The patient, due to her past treatment for cancer, had very few “B cells,” a type of immune cell that creates antibodies to help fight off infection and help the immune system function.
Nussenblatt said that so much time had elapsed since the patient was first diagnosed with COVID-19 that as time progressed her team initially were looking for things other than a persistent infection of the coronavirus.
“We were trying to rule out other infections that she might have,” she explained, adding that one train of thought was the patient had a type of pneumonia that is seen in patients after they have COVID-19 known as “cryptogenic organizing pneumonia.”
To that end, the team treated the patient with steroids and noted her symptoms and her CT scans got moderately better, “but with no major change,” Nussenblatt said.
“At that point it still wasn’t on our radar that his could be COVID-19 after so long,” she said.
Things changed in March 2021.
“We realized something was wrong with out thinking when her test came back positive [in March] but a higher positive, with higher results. That to me suggested that she still had COVID-19 but it was getting more active or she had a new infection with SARS-CoV-2.”
At that point, Nussenblatt said, she enlisted the help of her colleague Dr. Elodie Ghedin, a molecular virologist who works at NIH and studies the genomes of the SARS-CoV-2 virus.
Ghedin and Nussenblatt did a sub-genomic PCR test on samples from the patient and found a surprise.
“The sub-genomic PCR looks for genetic material that should only be present if the virus is live, and so that told me that she actually has an active infection with SARS-CoV-2, but I didn’t know if it was the original one or a new one,” Nussenblatt said. “Dr. Ghedin helped determine that and sequenced the virus and found that it was actually the same virus the whole time.”
The patient had been infected in 2020 with one of the first versions of SARS-CoV-2 in North America, which by early 2021 was no longer circulating, the report says.
In addition, sequencing revealed two new mutations of the spike protein in the patient’s cells, which the report says “highlight the importance of analyzing viral evolution in protracted SARS-CoV-2 infection, especially in immunosuppressed hosts and the implication of these mutations in the emergence of viral variants.”
While other viruses have been known to infect immunocompromised people for longer periods of time, “we tend not to see that with respiratory viruses,” she said.
In the case of Nussenblatt’s patient, she eventually recovered and has had multiple negative COVID-19 tests since the NIH team treated her the second time around.
“She’s not 100 per cent, but she’s much better - she’s off any oxygen,” Nussenblatt said, who spoke with the patient last week. “All the markers of an active infection are gone and she doesn’t have any symptoms anymore – all her tests are negative and the inflammatory markers in her blood have normalized.”
And despite having COVID-19 for a year, Nussenblatt said that to her knowledge, no one who was in close contact with the patient was affected.
Nussenblatt said the case, while rare, helps doctors ands scientists understand how the virus can affect immunocompromised people and what resources are needed to gather data on the phenomenon.

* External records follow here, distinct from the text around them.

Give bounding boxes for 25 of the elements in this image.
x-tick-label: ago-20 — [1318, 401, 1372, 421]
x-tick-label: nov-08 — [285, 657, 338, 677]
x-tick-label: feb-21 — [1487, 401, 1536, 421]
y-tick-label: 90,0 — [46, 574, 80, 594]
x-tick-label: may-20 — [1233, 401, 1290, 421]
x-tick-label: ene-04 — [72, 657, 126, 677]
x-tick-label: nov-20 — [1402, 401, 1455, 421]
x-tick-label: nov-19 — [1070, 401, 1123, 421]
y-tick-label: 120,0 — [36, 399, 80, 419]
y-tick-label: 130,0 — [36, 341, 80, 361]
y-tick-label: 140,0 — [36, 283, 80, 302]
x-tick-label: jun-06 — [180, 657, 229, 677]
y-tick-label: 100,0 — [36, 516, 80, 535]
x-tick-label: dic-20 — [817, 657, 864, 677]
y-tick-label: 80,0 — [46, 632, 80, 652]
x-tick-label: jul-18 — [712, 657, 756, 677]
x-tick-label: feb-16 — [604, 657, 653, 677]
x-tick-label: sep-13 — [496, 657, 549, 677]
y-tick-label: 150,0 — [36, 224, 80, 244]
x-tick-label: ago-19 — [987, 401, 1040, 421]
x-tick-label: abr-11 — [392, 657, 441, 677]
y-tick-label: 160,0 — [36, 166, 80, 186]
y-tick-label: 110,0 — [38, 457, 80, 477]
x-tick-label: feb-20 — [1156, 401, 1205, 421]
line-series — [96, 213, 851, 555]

“That was a big lesson, that immunocompromised patients can actually have SARS-CoV-2 infection for a long time,” she said. “You know that has major implications for their treatment and also for infection control… we were lucky that we had access to sub-genomic PCR testing, which not everybody has access to easily, because that really helped us determine whether or not there was a virus there.”
Nussenblatt said she hopes that this case study “puts the possibility of this happening on other people’s radar.”
“We're still learning so much,” she said. ”COVID- 19 is really testing our knowledge about how to treat patients and the assumptions that we make in clinical care.”